Aslı Tuğçe Sözdinler
Hayatımızda ne olursa olsun, bahar gecikmiyor. Geliyor... Bugün yürüyüşümde pembe çiçeklerini açmış ağaçları görünce içim coşkuyla doldu. Londra’da kışlar uzun ve karanlık... Bu nedenle "kışlama" yapmanız gerekiyor.
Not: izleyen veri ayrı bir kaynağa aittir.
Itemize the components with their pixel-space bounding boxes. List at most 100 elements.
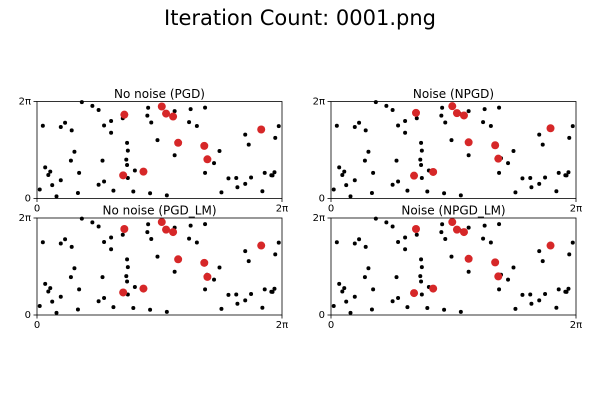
data-point (419, 265, 424, 270)
data-point (234, 175, 239, 180)
data-point (488, 123, 493, 128)
data-point (352, 125, 357, 130)
data-point (146, 222, 151, 227)
data-point (148, 191, 153, 196)
data-point (440, 105, 445, 110)
data-point (273, 135, 278, 140)
data-point (145, 230, 150, 235)
data-point (414, 232, 419, 237)
data-point (243, 181, 248, 186)
data-point (72, 149, 77, 154)
data-point (219, 190, 224, 195)
subplot-title: No noise (PGD) (114, 87, 205, 101)
data-point (100, 158, 105, 163)
highlight-point (139, 167, 148, 176)
highlight-point (169, 228, 178, 237)
x-tick-label: 0 (34, 204, 40, 215)
data-point (188, 107, 193, 112)
data-point (337, 281, 342, 286)
data-point (217, 265, 222, 270)
x-tick-label: 2π (570, 204, 582, 215)
data-point (234, 292, 239, 297)
data-point (124, 157, 129, 162)
data-point (449, 254, 454, 259)
data-point (243, 249, 248, 254)
data-point (272, 170, 277, 175)
data-point (145, 113, 150, 118)
subplot-title: Noise (NPGD_LM) (401, 204, 505, 218)
subplot-title: No noise (PGD_LM) (102, 204, 216, 218)
series-black-points (37, 216, 281, 315)
data-point (405, 305, 410, 310)
highlight-point (120, 110, 129, 119)
data-point (46, 289, 51, 294)
data-point (246, 259, 251, 264)
data-point (276, 240, 281, 245)
highlight-point (157, 102, 166, 111)
data-point (37, 187, 42, 192)
data-point (449, 138, 454, 143)
highlight-point (257, 241, 266, 250)
highlight-point (546, 241, 555, 250)
data-point (371, 287, 376, 292)
data-point (419, 175, 424, 180)
data-point (77, 170, 82, 175)
highlight-point (452, 225, 461, 234)
data-point (482, 107, 487, 112)
data-point (96, 108, 101, 113)
data-point (394, 275, 399, 280)
highlight-point (410, 171, 419, 180)
data-point (466, 225, 471, 230)
data-point (203, 105, 208, 110)
data-point (497, 287, 502, 292)
data-point (543, 175, 548, 180)
axes-frame (36, 101, 283, 199)
data-point (111, 305, 116, 310)
data-point (334, 123, 339, 128)
x-tick-label: 0 (328, 204, 334, 215)
data-point (363, 128, 368, 133)
y-tick-label: 0 (319, 310, 325, 321)
data-point (570, 240, 575, 245)
data-point (102, 296, 107, 301)
x-tick-label: 2π (570, 320, 582, 331)
data-point (50, 299, 55, 304)
data-point (419, 140, 424, 145)
data-point (418, 274, 423, 279)
data-point (439, 230, 444, 235)
subplot-noise-npgd: 0 2π 0 2π Noise (NPGD) (313, 87, 583, 215)
data-point (131, 189, 136, 194)
data-point (90, 220, 95, 225)
data-point (124, 274, 129, 279)
y-tick-label: 2π (313, 213, 325, 224)
data-point (109, 130, 114, 135)
data-point (272, 286, 277, 291)
data-point (405, 188, 410, 193)
data-point (566, 286, 571, 291)
highlight-point (162, 109, 171, 118)
data-point (366, 266, 371, 271)
highlight-point (429, 284, 438, 293)
y-tick-label: 2π (313, 97, 325, 108)
highlight-point (174, 138, 183, 147)
data-point (344, 299, 349, 304)
data-point (40, 123, 45, 128)
data-point (79, 216, 84, 221)
data-point (337, 165, 342, 170)
data-point (96, 224, 101, 229)
data-point (403, 247, 408, 252)
data-point (394, 158, 399, 163)
data-point (164, 193, 169, 198)
data-point (212, 161, 217, 166)
data-point (54, 194, 59, 199)
axes-frame (330, 217, 577, 316)
data-point (528, 292, 533, 297)
series-red-points (119, 218, 266, 297)
data-point (58, 294, 63, 299)
data-point (390, 108, 395, 113)
data-point (187, 120, 192, 125)
highlight-point (412, 225, 420, 234)
data-point (109, 235, 114, 240)
highlight-point (119, 171, 128, 180)
highlight-point (139, 284, 148, 293)
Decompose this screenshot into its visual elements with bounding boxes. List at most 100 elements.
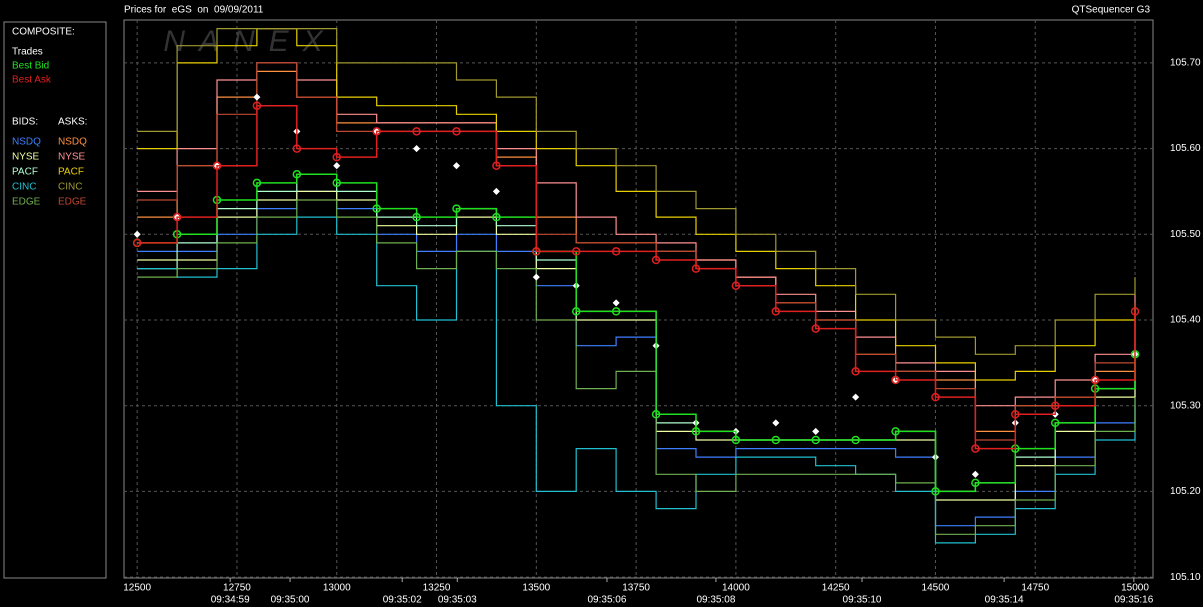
quote-point bbox=[731, 281, 741, 290]
legend-label: Best Ask bbox=[12, 75, 52, 86]
quote-point bbox=[611, 307, 621, 316]
quote-point bbox=[1050, 418, 1060, 428]
time-tick-label: 09:35:06 bbox=[587, 595, 626, 606]
quote-point bbox=[851, 367, 860, 376]
quote-point bbox=[372, 204, 381, 213]
price-line bbox=[137, 62, 1136, 441]
quote-point bbox=[571, 247, 581, 256]
x-tick-label: 14250 bbox=[822, 583, 850, 594]
quote-point bbox=[252, 178, 262, 188]
chart-title: Prices for eGS on 09/09/2011 bbox=[124, 5, 264, 16]
trade-point bbox=[971, 470, 979, 478]
legend-label: Best Bid bbox=[12, 61, 49, 72]
trade-point bbox=[812, 427, 820, 435]
x-tick-label: 13500 bbox=[522, 583, 550, 594]
legend-heading: COMPOSITE: bbox=[12, 27, 75, 38]
quote-point bbox=[971, 478, 980, 488]
quote-point bbox=[452, 204, 461, 213]
quote-point bbox=[651, 255, 661, 265]
time-tick-label: 09:35:10 bbox=[843, 595, 882, 606]
trade-point bbox=[612, 299, 620, 307]
quote-point bbox=[452, 127, 461, 136]
quote-point bbox=[771, 435, 781, 445]
trade-point bbox=[852, 393, 860, 401]
quote-point bbox=[292, 170, 302, 179]
trade-point bbox=[532, 273, 540, 281]
quote-point bbox=[891, 427, 900, 436]
time-tick-label: 09:35:03 bbox=[438, 595, 477, 606]
trade-point bbox=[492, 187, 500, 195]
quote-point bbox=[611, 247, 621, 256]
y-tick-label: 105.20 bbox=[1170, 486, 1201, 497]
quote-point bbox=[332, 178, 341, 188]
price-line bbox=[137, 28, 1136, 355]
time-tick-label: 09:35:14 bbox=[985, 595, 1024, 606]
legend-label: PACF bbox=[12, 167, 38, 178]
quote-point bbox=[172, 212, 182, 222]
trade-point bbox=[333, 162, 341, 170]
plot-area bbox=[123, 19, 1154, 579]
quote-point bbox=[1090, 375, 1100, 385]
x-tick-label: 13750 bbox=[622, 583, 650, 594]
legend-panel bbox=[3, 21, 107, 579]
quote-point bbox=[651, 410, 661, 419]
quote-point bbox=[292, 144, 302, 153]
legend-label: PACF bbox=[58, 167, 84, 178]
quote-point bbox=[252, 101, 262, 110]
quote-point bbox=[931, 487, 940, 496]
quote-point bbox=[1050, 401, 1060, 410]
quote-point bbox=[851, 435, 860, 445]
quote-point bbox=[492, 212, 501, 222]
legend-label: NYSE bbox=[12, 152, 40, 163]
y-tick-label: 105.10 bbox=[1170, 572, 1201, 583]
legend-label: CINC bbox=[12, 182, 36, 193]
quote-point bbox=[931, 392, 940, 402]
trade-point bbox=[253, 93, 261, 101]
y-tick-label: 105.70 bbox=[1170, 57, 1201, 68]
time-tick-label: 09:35:08 bbox=[696, 595, 735, 606]
quote-point bbox=[492, 161, 501, 170]
quote-point bbox=[731, 435, 741, 445]
quote-point bbox=[412, 212, 421, 222]
price-line bbox=[137, 28, 1136, 381]
x-tick-label: 14750 bbox=[1021, 583, 1049, 594]
quote-point bbox=[771, 307, 781, 316]
quote-point bbox=[811, 324, 820, 333]
y-tick-label: 105.40 bbox=[1170, 315, 1201, 326]
quote-point bbox=[971, 444, 980, 453]
x-tick-label: 12500 bbox=[123, 583, 151, 594]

Katherine May’in ‘Wintering’ adlı kitabı, beni bu kavram üzerine bu sıralar düşündürdü. Kitap, kışın çetin geçtiği yerlerde insanların nasıl yavaşladığını anlatıyor. Oysa büyük şehirlerde, mevsimlere uygun yaşamayı çoğu zaman unutuyoruz. Kışın yavaşlamak yerine aynı tempoda devam edince, ruhumuz da mevsimini bulamıyor. Bu sadece fiziksel olarak kışı geçirmekle ilgili değil; hayatın zorlayıcı, durgun veya içe dönük dönemlerinden geçerken kabuğumuza çekilip iyileşmekle de ilgili...
Ben de baharın gelişiyle kabuğumdan çıktığımı hissediyorum. Kışın içime doldurduğu grilikten sıyrılmak, denizle gökyüzünün birbirine karıştığı o sonsuz maviliğe açılmak istiyorum. Böyle havalarda aklıma Ege’de olmak geliyor. Deniz görmek istiyorum, sadece görmek de değil; duymak, hissetmek, koklamak...
Kabuğumu aralarken, baharını Bodrum'da bulan birini hatırlıyorum: Cevat Şakir Kabaağaçlı. Bu sıralar ‘Şakir Paşa Ailesi’ dizisini izliyorum, izledikçe de Bodrum’un ‘Halikarnas Balıkçısı’ diye tanıdığımız Cevat Şakir Kabaağaçlı hakkında ne kadar az şey bildiğimi fark ediyorum. Merakla biraz daha okumak, anlamak istiyorum. Fark ediyorum ki, Cevat Şakir için Bodrum aslında kışlama yaptığı bir yerdi. Sürgün olarak gittiği bu sahil kasabasında, kabuğundan sıyrılıp Bodrum’u iyileştirirken, belki de kendi de iyileşti.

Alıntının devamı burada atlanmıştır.